HONGKONG Apr.2--The Asian Development Bank on Wednesday revised its forecasts for economic growth of developing Asia in 2008 down to 7.6 percent, saying inflationary pressures would mount across the region to pose a major challenge.
"Rising food and energy prices will test the resilience of developing Asia in many years to come," the bank's chief economist Ifzal Ali told a press conference in Hong Kong, where the bank released its flagship Asian Development Outlook 2008 (ADO).He said developing Asia will return to trend growth in the next two years, projecting a growth of 7.6 percent for the region in2008, followed by slight improvement in 2009 to 7.8 percent. The regional growth will remain solid thanks to generally favorable conditions in the region and productivity growth arising from continued economic modernization and structural transformation, according to the report.
Growth is expected to slow down to 10 percent this year for the Chinese mainland, and, for India, to 8 percent, the bank said, pointing to recent tightening in monetary policies in both economies, recognized as the engines of regional growth. Arguing against developing Asia's de-coupling from the United States economy and calling it a "myth", Ifzal said the region remained closely tied to global activity through trade and finance and the fallout from the U.S. slowdown would be felt." A global slowdown is now under way," he said, "one of the fundamental changes is that, instead of a slowdown only in the United States, we are seeing coincidental declines across the United States, the eurozone and Japan."
"The ADO baseline forecasts have been revised down significantly over the last few months and, as new data are released, analysts continue to cut their growth forecasts." The U.S. slowdown has led to declines in exports of garments, footwear, toys, games, and sports equipment from developing Asia. Sixty-one percent east and southeast Asian exports directly meet final demand in the United States, Europe and Japan, he said. The slowdown in the United States, European Union and Japan will have a more pronounced impact on China, which is more open to trade than India.

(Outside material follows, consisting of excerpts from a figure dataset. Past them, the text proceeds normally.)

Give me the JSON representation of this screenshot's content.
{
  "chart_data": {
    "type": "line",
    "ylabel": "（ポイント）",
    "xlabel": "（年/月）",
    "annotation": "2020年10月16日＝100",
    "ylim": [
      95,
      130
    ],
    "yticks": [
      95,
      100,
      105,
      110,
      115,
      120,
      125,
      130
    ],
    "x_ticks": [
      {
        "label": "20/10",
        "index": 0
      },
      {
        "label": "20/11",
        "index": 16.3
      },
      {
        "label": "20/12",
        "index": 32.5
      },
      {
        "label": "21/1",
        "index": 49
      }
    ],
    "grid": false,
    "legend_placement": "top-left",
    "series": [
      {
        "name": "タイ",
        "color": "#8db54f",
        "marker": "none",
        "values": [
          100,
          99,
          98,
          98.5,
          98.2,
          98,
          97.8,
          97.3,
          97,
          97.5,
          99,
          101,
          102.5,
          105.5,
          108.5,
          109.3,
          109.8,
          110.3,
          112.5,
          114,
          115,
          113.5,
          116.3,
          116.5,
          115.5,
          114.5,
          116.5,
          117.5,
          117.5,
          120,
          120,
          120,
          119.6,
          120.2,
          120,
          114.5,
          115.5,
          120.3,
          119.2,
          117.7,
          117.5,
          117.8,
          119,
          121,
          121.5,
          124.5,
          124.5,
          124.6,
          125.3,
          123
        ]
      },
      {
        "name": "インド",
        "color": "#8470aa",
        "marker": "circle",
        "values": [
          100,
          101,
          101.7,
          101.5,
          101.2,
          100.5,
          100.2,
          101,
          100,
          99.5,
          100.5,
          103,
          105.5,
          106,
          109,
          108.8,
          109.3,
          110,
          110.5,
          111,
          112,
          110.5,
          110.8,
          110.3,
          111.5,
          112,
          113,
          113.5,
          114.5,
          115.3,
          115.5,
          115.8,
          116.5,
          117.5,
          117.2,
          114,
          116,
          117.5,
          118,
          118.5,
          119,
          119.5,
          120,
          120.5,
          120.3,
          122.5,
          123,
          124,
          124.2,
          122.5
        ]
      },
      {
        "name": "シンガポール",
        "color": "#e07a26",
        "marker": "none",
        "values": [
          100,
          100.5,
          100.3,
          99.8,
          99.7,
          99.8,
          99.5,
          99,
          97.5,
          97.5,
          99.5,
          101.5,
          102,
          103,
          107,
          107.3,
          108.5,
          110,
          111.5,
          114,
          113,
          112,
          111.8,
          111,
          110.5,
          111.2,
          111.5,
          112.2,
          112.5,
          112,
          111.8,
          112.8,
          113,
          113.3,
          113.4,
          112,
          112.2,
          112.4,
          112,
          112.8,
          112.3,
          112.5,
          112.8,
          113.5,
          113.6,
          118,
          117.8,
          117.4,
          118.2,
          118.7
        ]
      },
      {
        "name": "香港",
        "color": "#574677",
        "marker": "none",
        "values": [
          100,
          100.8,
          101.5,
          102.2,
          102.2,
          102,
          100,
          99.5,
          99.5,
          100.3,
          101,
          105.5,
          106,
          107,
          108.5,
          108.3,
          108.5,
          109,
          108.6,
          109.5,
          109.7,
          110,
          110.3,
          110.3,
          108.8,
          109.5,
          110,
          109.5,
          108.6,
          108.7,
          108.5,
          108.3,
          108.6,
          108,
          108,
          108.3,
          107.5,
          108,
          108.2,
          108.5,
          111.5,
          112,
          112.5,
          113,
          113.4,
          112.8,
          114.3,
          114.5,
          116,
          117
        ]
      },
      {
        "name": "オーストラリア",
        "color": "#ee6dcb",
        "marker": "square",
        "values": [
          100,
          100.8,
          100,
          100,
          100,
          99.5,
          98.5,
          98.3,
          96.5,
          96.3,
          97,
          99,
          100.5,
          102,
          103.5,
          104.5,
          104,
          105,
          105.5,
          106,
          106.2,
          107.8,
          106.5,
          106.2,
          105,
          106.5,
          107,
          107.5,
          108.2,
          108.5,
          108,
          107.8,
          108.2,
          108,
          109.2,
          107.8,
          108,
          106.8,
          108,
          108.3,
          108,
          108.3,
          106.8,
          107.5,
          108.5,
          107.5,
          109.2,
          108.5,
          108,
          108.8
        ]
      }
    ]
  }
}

It will also lead to asset market adjustments in Asia, he added. "Asia will not be immune to the global slowdown, neither will it be hostage to it."
The Asian developing economies averaged a growth of 8.7 percent in 2007, the fastest in nearly two decades, and the growth of many economies tested speed limits, the Manila-based bank said in the ADO report, its flagship annual publication.
"We saw signs of overheating emerge everywhere (in 2007). There was skilled labor shortage. There were infrastructural bottlenecks," Ifzal said.
Inflation rose to an 11-year high in the Chinese mainland by November, and reached double digits in Vietnam and Central Asia by the end of 2007, he said.
Inflation in developing Asia, expected to "spike", could hit a decade high with an average of 5.1 percent in 2008, followed by 4.6 percent in 2009, the report said.
Rising food and energy prices were a major challenge, Ifzal said, adding that spending on the two accounts for nearly 60percent of household budgets in the region.
The bank listed many "structural constraints" facing the economies of developing Asia, such as macroeconomic stability, integrating into the global economy, getting prices to send the right signals, creating a conducive business and investment climate and above all, ensuring that the benefits of growth are shared by all.
It urged policy-makers to tackle inflation at its root. "For some economies, this may mean a more flexible exchange rate," said Ifzal, naming the example of Vietnam.
"I think it is time for Vietnam to allow some flexibility in its currency value. Otherwise the inflationary pressures will continue to mount," he said.
"While in others it may need a scrutiny of fiscal spending and priorities and, in some cases, targeted measures may be warranted to ease supply pressures that are piling on to cost pressures," said the report.